Communication between customers using a web service and the staff responsible for the service’s development (such as system analysts, programmers, web designers, system testers, etc.), is oft absent although it is important in all phases of systems development. This communication is crucial, from a sustainability point of view, and is even more essential during requirements analysis. In its simplest form, requirements determination entails eliciting and encoding into the new system the requirements that potential and/or current users verbalize to system analysts. Usually, the analyst works with end users to establish an understanding of their needs, then designs system alternatives and writes up a documentation of those requirements for the programmers. One consistent finding in the literature concerned with IS (Information Systems) development is the communication difficulty between analysts and users (Bostrom, 1989). The communication between analysts and users is often problematic due to cognitive and vocabulary-type limitations (Byrd et al., 1992). Much interview-type research portrays a mismatch in the expectations of analysts, programmers and clients.

Several IS researchers argue that the interview remains the best elicitation technique for requirement analyses (Alvarez & Urla, 2002). Independent of the type of interview (e.g., structured or unstructured), this technique depends on interactional talk between those who (re-)design or further develop the service and those who use it.

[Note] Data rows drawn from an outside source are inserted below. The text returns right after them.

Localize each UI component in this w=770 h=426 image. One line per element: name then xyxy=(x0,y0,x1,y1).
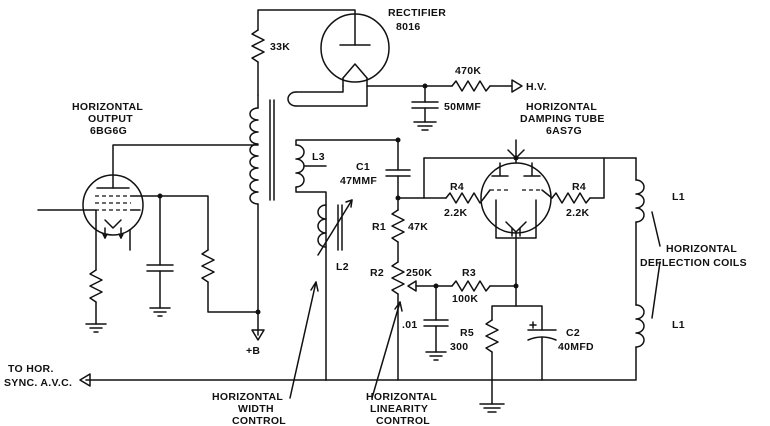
label-width-2: WIDTH xyxy=(238,403,274,415)
label-r2: R2 xyxy=(370,267,384,279)
label-linearity-3: CONTROL xyxy=(376,415,430,426)
label-rectifier-tube: 8016 xyxy=(396,21,421,33)
label-c1-value: 47MMF xyxy=(340,175,377,187)
label-c-01: .01 xyxy=(402,319,418,331)
filament-winding xyxy=(287,85,368,107)
label-r4-left-value: 2.2K xyxy=(444,207,467,219)
resistor-r3 xyxy=(435,280,519,292)
capacitor-50mmf xyxy=(411,85,439,131)
label-hv: H.V. xyxy=(526,81,547,93)
label-l1-bottom: L1 xyxy=(672,319,685,331)
label-damping-1: HORIZONTAL xyxy=(526,101,597,113)
label-damping-2: DAMPING TUBE xyxy=(520,113,605,125)
label-c1: C1 xyxy=(356,161,370,173)
label-plus-b: +B xyxy=(246,345,260,357)
label-470k: 470K xyxy=(455,65,481,77)
label-width-3: CONTROL xyxy=(232,415,286,426)
label-r5: R5 xyxy=(460,327,474,339)
label-33k: 33K xyxy=(270,41,290,53)
label-horizontal-output-tube: 6BG6G xyxy=(90,125,127,137)
resistor-470k xyxy=(366,79,523,93)
label-r1: R1 xyxy=(372,221,386,233)
label-damping-tube: 6AS7G xyxy=(546,125,582,137)
label-rectifier: RECTIFIER xyxy=(388,7,446,19)
resistor-33k xyxy=(251,9,356,96)
label-l3: L3 xyxy=(312,151,325,163)
resistor-r1 xyxy=(391,197,405,263)
flyback-transformer xyxy=(249,94,399,381)
label-r5-value: 300 xyxy=(450,341,468,353)
label-c2-value: 40MFD xyxy=(558,341,594,353)
rectifier-tube xyxy=(320,13,390,87)
label-deflection-1: HORIZONTAL xyxy=(666,243,737,255)
label-50mmf: 50MMF xyxy=(444,101,481,113)
control-pointers xyxy=(289,281,403,399)
label-sync-2: SYNC. A.V.C. xyxy=(4,377,72,389)
resistor-r4-right xyxy=(541,157,605,204)
capacitor-c2 xyxy=(515,305,557,381)
label-horizontal-output-1: HORIZONTAL xyxy=(72,101,143,113)
plus-b-terminal xyxy=(251,329,265,341)
label-r4-left: R4 xyxy=(450,181,464,193)
label-horizontal-output-2: OUTPUT xyxy=(88,113,133,125)
label-width-1: HORIZONTAL xyxy=(212,391,283,403)
label-linearity-2: LINEARITY xyxy=(370,403,428,415)
sync-avc-output xyxy=(79,373,327,387)
resistor-r4-left xyxy=(423,189,491,204)
label-r3-value: 100K xyxy=(452,293,478,305)
label-l2: L2 xyxy=(336,261,349,273)
width-coil-l2 xyxy=(317,199,353,256)
capacitor-c1 xyxy=(385,137,411,201)
label-linearity-1: HORIZONTAL xyxy=(366,391,437,403)
screen-bypass-capacitor xyxy=(146,193,174,317)
damping-tube xyxy=(397,139,637,287)
label-r2-value: 250K xyxy=(406,267,432,279)
screen-resistor xyxy=(201,249,261,315)
horizontal-output-tube xyxy=(82,144,259,251)
deflection-coils xyxy=(325,157,661,381)
resistor-r5 xyxy=(479,285,517,413)
label-deflection-2: DEFLECTION COILS xyxy=(640,257,747,269)
label-r1-value: 47K xyxy=(408,221,428,233)
grid-input xyxy=(37,209,107,333)
label-l1-top: L1 xyxy=(672,191,685,203)
label-sync-1: TO HOR. xyxy=(8,363,54,375)
label-c2: C2 xyxy=(566,327,580,339)
label-r3: R3 xyxy=(462,267,476,279)
label-r4-right-value: 2.2K xyxy=(566,207,589,219)
label-r4-right: R4 xyxy=(572,181,586,193)
capacitor-01 xyxy=(423,285,449,361)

Since the obtained data is, in this sense, partly a function of the talk between a (potential) client and a system designer, the study of this talk is central to the understanding of how information is captured in this client-analyst link. While much attention has been given to the problematic nature of system analyst-to-client communication, very little of the extant research involves any intermediate communication among system designers, programmers and users; there is not much research that analyzes their different interpretations of requirement specifications and communications outcomes (Pfleeger & Atlee, 2010).

This paper seeks to make a contribution to the scholarship on requirements analysis in the context of sustainable e-recruiting services. Based on in-depth interviews with users, system analysts and programmers of a niche e-recruiting platform for engineers, we show how differently these three stakeholders interpret system requirements for long-term usage. We will argue, based on their insights, that so-called domain expert researchers (i.e., those professionals with expertise in a specific related field such as e-recruiting platform design) may add value (incl. unbiased requirement insights) from narratives of involved participants in a system-development project. Using such an intermediary expert researcher for purposes of interpreting and comparing focused communication outcomes may help in better recognizing, understanding, and ultimately making use of the experiences of involved parties. This type of captured tacit knowledge may enable e-recruiting providers to better serve their customers and help them to differentiate themselves from other providers. We first review the relevant literatures; we then present the research site and the collected data. Following, we illustrate the narrative analyses, results and derive concluding as well as future-study insights.